Unlike Reg NMS, the overarching equity market regulation in the US, which, among other things, obliges exchanges to route orders to other venues if they display a better price, MiFID took a principles-based approach. This allowed industry participants a certain degree of interpretation on issues such as pre- and post-trade data consolidation, trading venue classification and how to deliver best execution to clients.

But while MiFID has been a qualified success in fostering competition between trading venues and clearing counterparties, ‘market forces’ have been unable to solve problems that were identified as soon as the directive came into force in November 2007.

Grant a buy-side trader a wish for the MiFID review and more likely than not he will ask for a standardised consolidated post-trade source of data, something that has been long established in the US through the Consolidated Tape Association. The lack of consolidated post-trade data in an increasingly fragmented market seriously impedes the buy-side’s ability to evidence best execution and can skew investment decision making.

Market participants have, until now, urged regulators to let commercial solutions from data vendors set the standard. But while firms such as Thomson Reuters and Bloomberg have devised their own solutions that piece together the jigsaw of liquidity from disparate trading venues, the quality of post-trade data and the unwillingness of many domestic exchanges to unbundle or reduce the cost of their data have left the buy-side unsatisfied.

Two-and-a-half years later, regulators are now compelled to act. In its secondary markets consultation paper issued in April, designed to inform the EC as it undertakes the MiFID review, the Committee of European Securities Regulators (CESR) finally admitted that “without further regulatory intervention, market forces are unlikely to deliver adequate and affordable pan-European consolidation of transparency information”.

Then there is classification of certain types of trading venue created by MiFID. While the directive originally allowed brokers to act against high execution fees and dissatisfaction with exchange service levels, by internalising flow and establishing their own platforms, the pendulum seems to have swung the other way.
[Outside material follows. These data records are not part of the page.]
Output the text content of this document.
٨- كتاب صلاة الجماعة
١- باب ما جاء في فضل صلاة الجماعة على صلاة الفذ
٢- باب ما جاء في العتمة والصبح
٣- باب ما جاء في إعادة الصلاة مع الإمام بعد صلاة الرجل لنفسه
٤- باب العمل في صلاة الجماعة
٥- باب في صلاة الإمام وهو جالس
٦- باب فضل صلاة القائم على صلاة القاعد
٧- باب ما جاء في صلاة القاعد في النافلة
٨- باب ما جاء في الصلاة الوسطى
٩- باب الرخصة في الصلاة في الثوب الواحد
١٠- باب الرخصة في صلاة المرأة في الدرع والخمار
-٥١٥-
It is now the exchanges, primarily through trade body the Federation of European Securities Exchanges, that have voiced their dissatisfaction with the way broker dark pools operate.

Exchanges claim that by not registering as MTFs, regulated markets or systematic internalisers, some broker dark pools have crept beneath MiFID’s radar and operate in a shroud of secrecy; a criticism that most sell-side firms brush off by claiming their internalisation processes are simply an extension of their mission to supply best execution to clients.

Again CESR feels that it might be time to spell out firmer guidance, hinting in its consultation paper that reclassification or a tightening of definitions used by brokers to categorise their venues may be on the cards. Prescriptive regulation for broker dark pools looks likely despite attempts from the sell-side to be more transparent, most recently with six brokers reporting aggregate country-by-country trading volumes in their dark pools via trade reporting facility Markit BOAT.

However, the definition of best execution, a principle introduced by MiFID to better protect end-investors, barely received a mention in CESR’s consultation paper.

Article 21 of MiFID requires firms to “take all reasonable steps to obtain the best possible result, taking into account price, costs, speed, likelihood of execution and settlement, size, nature or any other consideration relevant to the execution of the order.”

While some observers consider this definition to be insufficiently concise to provide adequate investor protection, perhaps CESR hopes that a more rules-based approach in other areas might serve to drive better execution quality.